Vivre plus légèrement

Anne Richter,

Il fait froid. Un été pourri s’annonce. Une lourde pluie bat les vitres. Je viens de vivre une semaine difficile et voilà qu’on me demande d’écrire un texte sur « l’été de tous les dangers ». Il est vrai qu’autour de moi, le monde semble poursuivre une course folle et effrénée, les événements se succèdent et se bousculent, plus graves et plus bouleversants les uns que les autres. La planète devient-elle folle ? Une terrible pesanteur semble s’être emparée des êtres et des choses, les vouant à une opacité et une violence sans remède. Dans notre petit coin privilégié du monde, il me semble pourtant qu’on se complaît parfois dans l’horreur… est-ce indispensable ? Faut-il nécessairement perdre tout goût du bonheur, quand on constate que chaque jour apporte son lot d’incertitudes et d’inquiétudes ?

Aujourd’hui, je suis chez moi, loin de ce vacarme fracassant. Je reproduis, en ce matin de printemps, des gestes quotidiens mille fois accomplis. Par les temps qui courent, ces gestes pourraient paraître dérisoires. Ils ont pour moi une valeur inestimable. Ils donnent à mes tâches quotidiennes un ancrage dans la réalité la plus simple et la plus substantielle. Ils ne sont nullement anodins, car ils sont la vie même, dans ses exigences et son épaisseur concrète : me lever, m’habiller, me préparer un café noir, des toasts, arroser les plantes…

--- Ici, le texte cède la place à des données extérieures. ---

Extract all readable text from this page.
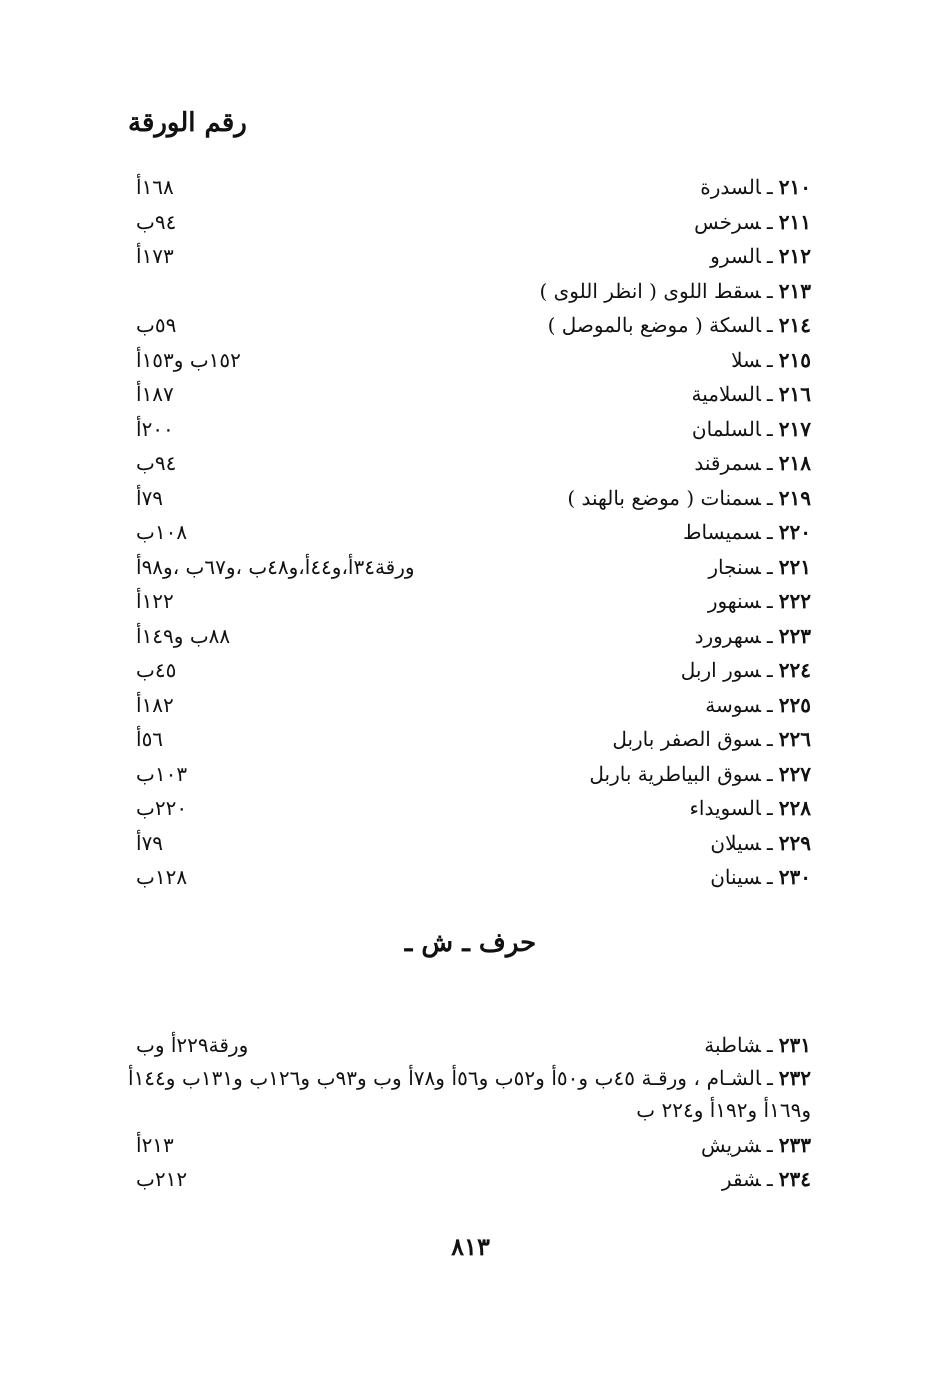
رقم الورقة
٢١٠ـالسدرة
١٦٨أ
٢١١ـسرخس
٩٤ب
٢١٢ـالسرو
١٧٣أ
٢١٣ـسقط اللوى ( انظر اللوى )
٢١٤ـالسكة ( موضع بالموصل )
٥٩ب
٢١٥ـسلا
١٥٢ب و١٥٣أ
٢١٦ـالسلامية
١٨٧أ
٢١٧ـالسلمان
٢٠٠أ
٢١٨ـسمرقند
٩٤ب
٢١٩ـسمنات ( موضع بالهند )
٧٩أ
٢٢٠ـسميساط
١٠٨ب
٢٢١ـسنجار
ورقة٣٤أ،و٤٤أ،و٤٨ب ،و٦٧ب ،و٩٨أ
٢٢٢ـسنهور
١٢٢أ
٢٢٣ـسهرورد
٨٨ب و١٤٩أ
٢٢٤ـسور اربل
٤٥ب
٢٢٥ـسوسة
١٨٢أ
٢٢٦ـسوق الصفر باربل
٥٦أ
٢٢٧ـسوق البياطرية باربل
١٠٣ب
٢٢٨ـالسويداء
٢٢٠ب
٢٢٩ـسيلان
٧٩أ
٢٣٠ـسينان
١٢٨ب
حرف ـ ش ـ
٢٣١ـشاطبة
ورقة٢٢٩أ وب
٢٣٢ـالشـام ، ورقـة ٤٥ب و٥٠أ و٥٢ب و٥٦أ و٧٨أ وب و٩٣ب و١٢٦ب و١٣١ب و١٤٤أ و١٦٩أ و١٩٢أ و٢٢٤ ب
٢٣٣ـشريش
٢١٣أ
٢٣٤ـشقر
٢١٢ب
٨١٣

Cependant, cette fois, tout tourne mal : en transportant le plateau de mon repas sur la table, j’ai un geste maladroit, je fais tomber un petit buste d’enfant en plâtre, placé sur la cheminée. L’objet se brise sur le sol. Je tenais beaucoup à cette œuvre. Les morceaux du visage blanc et délicat gisent à présent à mes pieds ; une brusque colère monte en moi, imprévisible, on dirait que toute la violence du monde m’a rejointe, cet accident prend à mes yeux une importance démesurée. Je me sens au bord du désespoir, je craque, je sanglote éperdument, comme si l’univers m’écrasait sous le poids de ses drames et de ses turbulences. Puis, de façon aussi inopinée, je me calme tout à coup. Je ramasse les morceaux de plâtre sur le sol, j’efface toute trace de l’accident ; le visage blanc a disparu, je ne verrai plus jamais son léger sourire, les yeux aveugles au-dessous du front juvénile, un peu bombé. Curieusement, un soulagement inattendu se glisse en moi, comme si briser, pleurer, ranger m’avaient fait du bien, après cette longue semaine où je me suis trop maîtrisée. À présent, j’envisage les choses autrement. Je me sens plus légère. Après tout, je voyais tous les jours ce petit masque blanc, mais combien de fois, ces derniers temps, l’ai-je vraiment regardé ? A-t-on le temps de regarder calmement autour de soi, alors que le monde court à l’abîme ? Tout le monde vit ça, tous les jours : pour se rassurer, on acquiert des objets car on les trouve beaux, on puise dans cette acquisition, ne fût-ce qu’un moment, ce sentiment de sécurité illusoire qui caractérise toute relation de possession. Mais le temps passe : plus nous vivons avec des objets que nous aimons, moins nous sommes conscients de leur présence, comme cela arrive dans un couple vieillissant. J’ai des toiles sur mes murs, d’autres objets sur les tables et les cheminées et je ne les vois plus depuis des semaines, peut-être des mois, tout comme on cesse de percevoir à la longue certains bruits quotidiens.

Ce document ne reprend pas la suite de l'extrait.